WISCASSET, Maine — There are swing communities. Then there is Wiscasset.
In the last eight presidential elections, the Lincoln County town on U.S. Route 1 has voted Democratic four times and Republican four times. President Joe Biden won it by just two votes out of 2,300 in 2020, the closest margin of victory in any Maine community.
Once the home of Maine’s only nuclear power plant, Wiscasset is a popular tourist destination known for Red’s Eats, the famed lobster roll stop, in a pretty downtown marked by classical architecture. That area is divorced from a rural interior. All of it weighs on civic life, split in a way residents say is increasingly evident and even hostile.
“The southern part of the state is all liberal, the real northern is very conservative,” said Bill Maloney, a selectman and chair of the town Republican committee. “And we’re wedged in the middle here.”

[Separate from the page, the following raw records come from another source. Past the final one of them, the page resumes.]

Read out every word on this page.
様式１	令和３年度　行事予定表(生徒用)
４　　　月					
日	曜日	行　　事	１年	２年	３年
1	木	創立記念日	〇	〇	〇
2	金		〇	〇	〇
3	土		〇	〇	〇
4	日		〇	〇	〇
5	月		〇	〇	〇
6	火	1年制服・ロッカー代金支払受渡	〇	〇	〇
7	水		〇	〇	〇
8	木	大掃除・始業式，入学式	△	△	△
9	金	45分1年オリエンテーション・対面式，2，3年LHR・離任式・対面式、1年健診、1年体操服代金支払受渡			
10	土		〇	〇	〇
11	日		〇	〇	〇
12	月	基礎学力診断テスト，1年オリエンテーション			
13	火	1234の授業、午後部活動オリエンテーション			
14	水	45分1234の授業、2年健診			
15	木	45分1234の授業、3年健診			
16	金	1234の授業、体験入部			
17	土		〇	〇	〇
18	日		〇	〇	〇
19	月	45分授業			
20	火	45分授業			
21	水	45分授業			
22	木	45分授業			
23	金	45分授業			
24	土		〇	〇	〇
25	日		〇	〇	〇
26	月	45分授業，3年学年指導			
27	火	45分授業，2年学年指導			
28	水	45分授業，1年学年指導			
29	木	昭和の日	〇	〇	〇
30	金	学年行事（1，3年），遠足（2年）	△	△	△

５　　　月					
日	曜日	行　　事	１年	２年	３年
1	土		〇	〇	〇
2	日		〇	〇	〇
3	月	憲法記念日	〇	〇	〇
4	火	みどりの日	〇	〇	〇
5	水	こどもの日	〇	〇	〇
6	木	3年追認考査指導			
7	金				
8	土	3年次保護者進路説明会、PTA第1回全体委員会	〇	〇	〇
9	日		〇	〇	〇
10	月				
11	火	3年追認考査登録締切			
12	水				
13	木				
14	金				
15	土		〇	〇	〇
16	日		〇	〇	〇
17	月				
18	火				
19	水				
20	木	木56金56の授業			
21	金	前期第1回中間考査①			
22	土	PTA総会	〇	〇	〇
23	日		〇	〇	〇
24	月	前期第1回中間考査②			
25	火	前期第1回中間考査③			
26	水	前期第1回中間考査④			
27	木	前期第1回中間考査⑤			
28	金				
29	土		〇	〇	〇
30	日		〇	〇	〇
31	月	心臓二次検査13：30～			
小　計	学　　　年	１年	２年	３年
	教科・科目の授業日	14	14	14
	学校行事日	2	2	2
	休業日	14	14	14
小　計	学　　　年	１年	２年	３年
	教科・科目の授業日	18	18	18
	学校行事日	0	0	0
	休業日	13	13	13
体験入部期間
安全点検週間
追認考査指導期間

Wiscasset is up for grabs again during an election cycle defined by costs and inflation and the overturning of abortion rights by the Supreme Court. The way it splits could help decide Maine’s next governor and Legislature and provide a window into our polarized politics.
At left: A historic, federalist-style house sits on the main thoroughfare in Wiscasset on Thursday, Oct. 13, 2022. The town, known for its architecture and traffic snarls, is one of the most politically divided communities in the state; At right: Lisa Tichy walks her dog in Wiscasset on Thursday, Oct. 13, 2022. Tichy said she doesn’t think most people understand how politically divided her town is these days. Credit: Troy R. Bennett / BDN
The prevailing theory for the divide is simple: There are more liberals living downtown, many of whom grew up elsewhere, and more conservative ones in the town’s northern outskirts, marked by the Wiscasset Speedway and the rod and gun club close to the Dresden line.
That divide may have grown around national issues, but there are also disputes close to home. A 2016 story in the Bangor Daily News noted chaos in local government, from resignations of officials to upset citizen groups and referendum questions on small matters, including one on whether firemen could continue to wash their cars at the station. It was approved.
Lisa Tichy, 63, who is voting for Gov. Janet Mills and lives downtown, said Thursday that many of the older residents who had lived their whole lives in Wiscasset tended to be more conservative, and admire the brash style of former President Donald Trump and former Gov. Paul LePage, the Democratic governor’s chief opponent in the November election.
“You don’t see crossover,” Tichy said. “There are conservatives and liberals, and the two do not meet in any way, shape or form.”
Conversely, David Sprague, 55, who lives in the more rural part of Wiscasset and works downtown at the pierside Sprague’s Lobster, admires LePage, comparing his message to Trump’s and saying his economic policies “would put people back to work.”
Tourists were still coming to Wiscasset on Thursday. The fall season is a big one for the lobster shack. But the economy has been hard for the business, Sprague said. His 73-year-old mother had been forced to work around the clock due to the lack of help. Rising costs have made it harder to turn a profit.
“We’re almost giving stuff away at cost,” Sprague said.
The divides are so strong that they encouraged a former Democrat running for a Maine House of Representatives seat to leave his party. Evan Goodkowsky, 31, an assessor who also works on expanding broadband in Lincoln County, said he wanted to reach voters easier.
“There’s a lot of people that feel that they can’t talk to somebody of the other party,” Goodkowsky said. “I wanted to be independent to have the door more open.”
Wiscasset’s odd House race features another independent — former Rep. Les Fossel of Alna, who served as a moderate Republican — and former selectman Ed Polewarczyk, the Republican nominee. The district also includes Alna, Jefferson and Whitefield.
Economic worries are paramount for Wiscasset voters. Maine Yankee, the nuclear plant, once produced a quarter of the state’s power. When it was decommissioned in 1996, it paid 91 percent of the town’s property taxes. Its closing precipitated a far smaller K-12 school population and a higher property tax rate.
Desiree Bailey, 39, who owns a local salon and tea room and is on the school board, said she had found people to be increasingly public about their politics over the last five years. She can often quickly figure out which party someone identifies with even if they don’t say it.
Bailey said she cannot bring herself to vote for Mills again. She is worried about inflation and its effect on her businesses, but she was most upset that the governor left decisions on masks to school boards, creating lasting distrust.
“I thought she threw us under the bus,” Bailey said of the governor.
Some view their ballot through a national lens. Vince Salvitti, 70, a retired real estate agent who recently moved here from Pennsylvania, was watching the last of the congressional hearings on the Capitol riots of Jan. 6, 2021, in his home adorned with a Mills lawn sign on Thursday, saying he was furious at Republicans and Trump for putting party over country.
“They are more interested in keeping their jobs than in the country and taking care of people,” Salvitti said. “That’s a general feeling I have about Republicans.”
As the leader of the local Republicans, Maloney said he was most worried about getting them out to vote in this political environment.
“Some of them have kind of thrown their hands up,” he said.